Die junge Frau Oksana steckt, wenn wir ihr nach einem Zeitsprung im nächsten Kapitel wiederbegegnen, in einer sehr komplizierten Liebesbeziehung, ist unglücklich verliebt oder spielt mit den Männern, die sie anhimmeln. Dabei ist sie auf sympathische Art tollpatschig, stur und – das ist das Wichtigste – voller Energie und Lebensfreude. Sie ist witzig, ironisch und macht sich über alles lustig – am meisten über sich selbst und das Ungeschick, das ihr passiert. Ihre Bereitschaft, alles Schwierige laut wegzulachen, überfordert ihre Mitmenschen heillos, hindert es doch den einen oder die andere daran, sich ihr zu nähern.
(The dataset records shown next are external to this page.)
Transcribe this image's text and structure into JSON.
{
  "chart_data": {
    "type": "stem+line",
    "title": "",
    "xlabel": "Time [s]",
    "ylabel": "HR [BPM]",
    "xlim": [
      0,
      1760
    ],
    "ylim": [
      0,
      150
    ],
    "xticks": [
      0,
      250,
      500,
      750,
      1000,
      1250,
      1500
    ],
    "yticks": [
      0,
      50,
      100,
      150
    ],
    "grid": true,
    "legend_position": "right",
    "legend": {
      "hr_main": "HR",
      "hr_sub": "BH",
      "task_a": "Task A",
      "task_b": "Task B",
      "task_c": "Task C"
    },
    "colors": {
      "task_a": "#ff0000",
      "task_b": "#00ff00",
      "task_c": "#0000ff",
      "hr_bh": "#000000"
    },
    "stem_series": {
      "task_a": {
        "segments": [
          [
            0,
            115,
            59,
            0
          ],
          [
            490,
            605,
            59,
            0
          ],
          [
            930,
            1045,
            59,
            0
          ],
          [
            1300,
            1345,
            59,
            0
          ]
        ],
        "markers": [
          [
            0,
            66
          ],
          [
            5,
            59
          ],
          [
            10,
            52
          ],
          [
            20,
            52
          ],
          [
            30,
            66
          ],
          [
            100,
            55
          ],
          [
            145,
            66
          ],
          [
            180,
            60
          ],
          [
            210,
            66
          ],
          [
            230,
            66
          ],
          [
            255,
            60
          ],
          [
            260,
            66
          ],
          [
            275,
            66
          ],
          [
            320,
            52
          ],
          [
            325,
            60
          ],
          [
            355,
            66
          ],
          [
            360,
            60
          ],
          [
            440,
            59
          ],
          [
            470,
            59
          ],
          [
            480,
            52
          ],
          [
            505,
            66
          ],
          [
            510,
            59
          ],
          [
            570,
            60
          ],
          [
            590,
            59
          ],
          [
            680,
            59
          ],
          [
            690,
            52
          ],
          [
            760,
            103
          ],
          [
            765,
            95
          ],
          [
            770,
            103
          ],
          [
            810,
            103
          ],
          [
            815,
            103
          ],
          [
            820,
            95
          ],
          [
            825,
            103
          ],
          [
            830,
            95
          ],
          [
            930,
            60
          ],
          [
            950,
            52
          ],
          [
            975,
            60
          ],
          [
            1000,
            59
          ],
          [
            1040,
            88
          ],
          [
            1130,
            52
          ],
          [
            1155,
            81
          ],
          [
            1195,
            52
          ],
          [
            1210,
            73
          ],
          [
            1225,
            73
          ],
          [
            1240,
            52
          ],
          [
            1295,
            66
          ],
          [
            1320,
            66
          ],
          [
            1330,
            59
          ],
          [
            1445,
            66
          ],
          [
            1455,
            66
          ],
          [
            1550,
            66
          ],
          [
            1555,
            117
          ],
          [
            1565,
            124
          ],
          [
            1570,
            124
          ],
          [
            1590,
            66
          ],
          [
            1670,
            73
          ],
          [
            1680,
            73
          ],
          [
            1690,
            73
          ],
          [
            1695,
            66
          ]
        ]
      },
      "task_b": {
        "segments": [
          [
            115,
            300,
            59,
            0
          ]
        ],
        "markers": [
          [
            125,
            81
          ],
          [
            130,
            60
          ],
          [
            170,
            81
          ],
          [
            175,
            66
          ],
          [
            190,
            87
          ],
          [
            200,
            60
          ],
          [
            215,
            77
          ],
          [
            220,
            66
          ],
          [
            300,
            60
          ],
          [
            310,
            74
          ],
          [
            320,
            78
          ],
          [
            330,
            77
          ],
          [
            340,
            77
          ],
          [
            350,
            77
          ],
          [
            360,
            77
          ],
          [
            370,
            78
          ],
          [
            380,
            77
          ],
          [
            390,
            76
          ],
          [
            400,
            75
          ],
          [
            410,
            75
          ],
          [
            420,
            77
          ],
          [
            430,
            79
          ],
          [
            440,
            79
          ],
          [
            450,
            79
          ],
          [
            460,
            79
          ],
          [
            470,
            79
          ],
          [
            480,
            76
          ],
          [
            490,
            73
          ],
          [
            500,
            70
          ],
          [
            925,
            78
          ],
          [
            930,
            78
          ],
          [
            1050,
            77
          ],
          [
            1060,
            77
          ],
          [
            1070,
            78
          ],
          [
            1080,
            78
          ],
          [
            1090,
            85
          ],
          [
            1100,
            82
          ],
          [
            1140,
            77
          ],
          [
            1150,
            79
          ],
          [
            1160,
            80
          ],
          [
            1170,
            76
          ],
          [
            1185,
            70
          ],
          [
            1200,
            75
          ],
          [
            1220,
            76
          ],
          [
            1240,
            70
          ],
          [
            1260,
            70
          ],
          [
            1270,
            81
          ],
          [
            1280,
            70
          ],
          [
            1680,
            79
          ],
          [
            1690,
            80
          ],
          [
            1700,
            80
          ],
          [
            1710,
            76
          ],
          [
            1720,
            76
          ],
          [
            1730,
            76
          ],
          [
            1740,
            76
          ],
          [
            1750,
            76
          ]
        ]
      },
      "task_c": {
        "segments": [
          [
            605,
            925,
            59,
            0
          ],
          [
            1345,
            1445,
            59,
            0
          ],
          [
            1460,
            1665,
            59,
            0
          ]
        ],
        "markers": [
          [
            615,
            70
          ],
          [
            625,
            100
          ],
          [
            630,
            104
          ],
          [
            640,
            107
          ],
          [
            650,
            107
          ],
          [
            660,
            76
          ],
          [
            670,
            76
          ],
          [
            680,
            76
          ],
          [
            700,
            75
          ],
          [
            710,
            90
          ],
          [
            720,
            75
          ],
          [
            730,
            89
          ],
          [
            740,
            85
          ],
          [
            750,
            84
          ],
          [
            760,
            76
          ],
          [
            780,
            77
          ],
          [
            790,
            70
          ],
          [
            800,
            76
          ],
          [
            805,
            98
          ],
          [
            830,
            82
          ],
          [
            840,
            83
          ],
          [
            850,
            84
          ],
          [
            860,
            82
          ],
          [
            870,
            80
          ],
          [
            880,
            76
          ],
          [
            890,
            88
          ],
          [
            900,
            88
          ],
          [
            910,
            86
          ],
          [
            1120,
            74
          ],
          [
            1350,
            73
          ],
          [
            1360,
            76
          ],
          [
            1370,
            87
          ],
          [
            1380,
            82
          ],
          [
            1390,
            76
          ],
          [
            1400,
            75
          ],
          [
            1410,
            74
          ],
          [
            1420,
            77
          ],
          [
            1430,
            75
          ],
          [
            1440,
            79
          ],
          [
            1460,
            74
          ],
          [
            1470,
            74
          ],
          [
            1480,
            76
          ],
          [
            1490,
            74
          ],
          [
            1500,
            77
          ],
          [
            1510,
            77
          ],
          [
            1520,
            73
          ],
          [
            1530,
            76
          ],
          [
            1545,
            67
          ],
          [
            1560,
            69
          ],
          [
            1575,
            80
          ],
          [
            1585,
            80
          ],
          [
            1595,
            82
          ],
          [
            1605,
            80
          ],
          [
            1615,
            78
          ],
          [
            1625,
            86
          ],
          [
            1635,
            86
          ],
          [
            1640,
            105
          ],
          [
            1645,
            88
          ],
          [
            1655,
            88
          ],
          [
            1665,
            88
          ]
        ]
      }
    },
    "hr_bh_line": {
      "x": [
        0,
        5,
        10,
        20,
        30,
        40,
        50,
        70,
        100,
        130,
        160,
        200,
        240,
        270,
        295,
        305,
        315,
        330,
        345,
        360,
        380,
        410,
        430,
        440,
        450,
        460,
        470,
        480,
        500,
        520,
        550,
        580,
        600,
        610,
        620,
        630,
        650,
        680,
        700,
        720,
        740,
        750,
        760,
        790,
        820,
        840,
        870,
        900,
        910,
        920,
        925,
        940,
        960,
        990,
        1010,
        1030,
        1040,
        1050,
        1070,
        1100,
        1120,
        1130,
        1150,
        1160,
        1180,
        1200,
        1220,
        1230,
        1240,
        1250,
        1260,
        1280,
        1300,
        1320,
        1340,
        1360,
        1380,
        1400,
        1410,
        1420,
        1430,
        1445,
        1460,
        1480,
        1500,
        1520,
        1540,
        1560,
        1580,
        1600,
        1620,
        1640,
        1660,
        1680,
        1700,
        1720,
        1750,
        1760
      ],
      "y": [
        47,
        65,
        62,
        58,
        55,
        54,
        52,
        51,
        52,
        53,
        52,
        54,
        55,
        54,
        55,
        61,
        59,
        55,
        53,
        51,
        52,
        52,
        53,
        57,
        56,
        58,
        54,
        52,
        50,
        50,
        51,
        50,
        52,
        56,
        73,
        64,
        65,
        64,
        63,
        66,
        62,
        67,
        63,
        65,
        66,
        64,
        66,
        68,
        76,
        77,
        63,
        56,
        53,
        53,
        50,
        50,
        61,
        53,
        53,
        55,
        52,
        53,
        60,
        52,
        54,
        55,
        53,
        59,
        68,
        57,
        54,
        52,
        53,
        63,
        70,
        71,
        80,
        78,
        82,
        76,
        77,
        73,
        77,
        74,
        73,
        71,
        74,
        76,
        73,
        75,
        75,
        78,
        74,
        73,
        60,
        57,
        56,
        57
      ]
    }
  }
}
Diese Eigenschaft ist aber auch ein Schutz für Oksana, die sich von nichts – auch nicht von ihren Selbstzweifeln –unterkriegen lässt und ihren Weg, wenn sie ihn denn dann gefunden hat, energisch verfolgt.
Ihre Familie, die sie zwar liebevoll unterstützt, schüttelt das eine oder andere Mal den Kopf über ihre Sturheit, und das strenge: „Oksana, es reicht!“ wiederholt sich immer wieder. Nur ihre Großmutter scheint so etwas wie ein Spiegel ihres Charakters. Forsch und beinahe verbissen lebensfroh hat sie bis ins hohe Alter immer einen Schwarm Liebhaber um sich herumscharwenzeln und genießt ihre Rendezvous, bevor sie ins „große Nichts“ verschwinden will. Ihr schwarzer Humor ist – unbewusst – ein großes Vorbild für Oksana. Das Mädchen gerät immer wieder mit ihrer schrillen Großmutter aneinander, es fliegen die Fetzen, aber später wird sie merken, dass sie eine ganze Menge von dieser Frau geerbt haben muss.
Oksanas Charakter ist der treibende Motor in diesem herrlich komischen und traurigen Roman. Sie ist eine Rampensau, die es schafft, die Leserin in ihren Bann zu ziehen. In den Reaktionen auf das Buch wurde unter anderem kritisiert, die Geschichte sei zwar in der ersten Person erzählt, ergründe aber dafür seltsam wenig die inneren Motivationen für ihre Handlung; es fehle insgesamt an Introspektion. Genau dieses Fehlen macht diesen Roman aber so wunderbar erfrischend. Kein Grübeln über Gefühlslagen, sondern eine Neugier auf die Welt, eine Lust am Feiern, am Exzess, an der Literatur zeichnet die Ich-Erzählerin aus. Welche Melancholie dahinter steckt, ausgelöst durch ein ständiges Gefühl der Fremdheit, vermag Kuznetsova wunderbar zu beschreiben. Und diese Fremdheit ist es auch, die Oksana mit Distanz auf die Welt und die amerikanische Gesellschaft blicken lässt, eine Fremdheit, an der sie leidet, die ihr gleichzeitig aber auch eine ungeheure innere Freiheit gibt. Ihr als Leserin dabei über die Schulter zu gucken, ist eine Freude.